Home / Wiadomości  / Pogrzeb Krzysztofa Krawczyka

Pogrzeb Krzysztofa Krawczyka

fot. PAP/Grzegorz Michałowski

Salwą honorową oddaną nad grobem uczczono legendę polskiej muzyki – Krzysztofa Krawczyka. Artysta spoczął na cmentarzu parafialnym w Grotnikach, gdzie mieszkał. Piosenkarz zmarł w Poniedziałek Wielkanocny – 5 kwietnia, w wieku 74 lat. Artystę żegnali dziś między innymi przyjaciele i wierni fani.

 

Pogrzeb Krzysztofa Krawczyka miał charakter państwowy.

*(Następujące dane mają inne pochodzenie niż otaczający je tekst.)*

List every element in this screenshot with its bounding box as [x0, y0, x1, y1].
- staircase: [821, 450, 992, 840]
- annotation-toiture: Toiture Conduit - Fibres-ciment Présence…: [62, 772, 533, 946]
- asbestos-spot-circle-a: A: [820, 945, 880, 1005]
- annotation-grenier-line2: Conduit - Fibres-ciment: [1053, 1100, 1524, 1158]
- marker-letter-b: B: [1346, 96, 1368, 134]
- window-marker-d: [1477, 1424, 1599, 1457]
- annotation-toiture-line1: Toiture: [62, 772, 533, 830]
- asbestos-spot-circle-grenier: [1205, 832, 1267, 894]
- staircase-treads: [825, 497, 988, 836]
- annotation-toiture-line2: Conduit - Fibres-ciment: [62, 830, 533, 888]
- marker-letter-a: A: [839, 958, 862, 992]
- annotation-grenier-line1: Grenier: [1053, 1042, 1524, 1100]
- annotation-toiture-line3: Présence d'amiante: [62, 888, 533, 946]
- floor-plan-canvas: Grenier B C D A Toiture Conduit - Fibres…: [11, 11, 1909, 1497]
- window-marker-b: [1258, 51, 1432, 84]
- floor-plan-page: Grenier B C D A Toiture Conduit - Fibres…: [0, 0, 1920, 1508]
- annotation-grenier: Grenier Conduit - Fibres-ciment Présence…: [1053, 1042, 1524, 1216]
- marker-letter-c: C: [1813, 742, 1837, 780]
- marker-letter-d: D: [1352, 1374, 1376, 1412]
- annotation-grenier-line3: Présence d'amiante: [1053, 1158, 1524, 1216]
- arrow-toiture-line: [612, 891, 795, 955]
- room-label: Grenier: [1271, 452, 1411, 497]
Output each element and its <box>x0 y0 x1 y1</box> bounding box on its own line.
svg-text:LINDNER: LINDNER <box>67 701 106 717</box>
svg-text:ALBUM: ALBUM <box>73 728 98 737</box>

Uroczystości rozpoczęła Msza św. pogrzebowa w archikatedrze łódzkiej, w której wzięli udział przedstawiciele władz miasta, województwa i rządu, w tym wicepremier, minister kultury Piotr Gliński. Przy trumnie artysty czuwała warta honorowa. Ze względu na obostrzenia związane z pandemią do archikatedry mogło wejść tylko kilkadziesiąt osób, fani Krzysztofa Krawczyka ustawili się więc wokół świątyni. Niektórzy z nich, by uczcić piosenkarza, przejechali setki kilometrów.

 

Biskup pomocniczy senior archidiecezji częstochowskiej Antoni Długosz w homilii podkreślił, że śmierć Krzysztofa Krawczyka poruszyła całą Polskę. Jak mówił, Polacy docenili to, że artysta „dał całego siebie”. Cytował wpisy z internetu, mówiące, że „żaden Sylwester i żadna impreza w gronie przyjaciół nie mogły się odbyć bez „Podróży parostatkiem w piękny rejs” i „skasowania kilku bryk”.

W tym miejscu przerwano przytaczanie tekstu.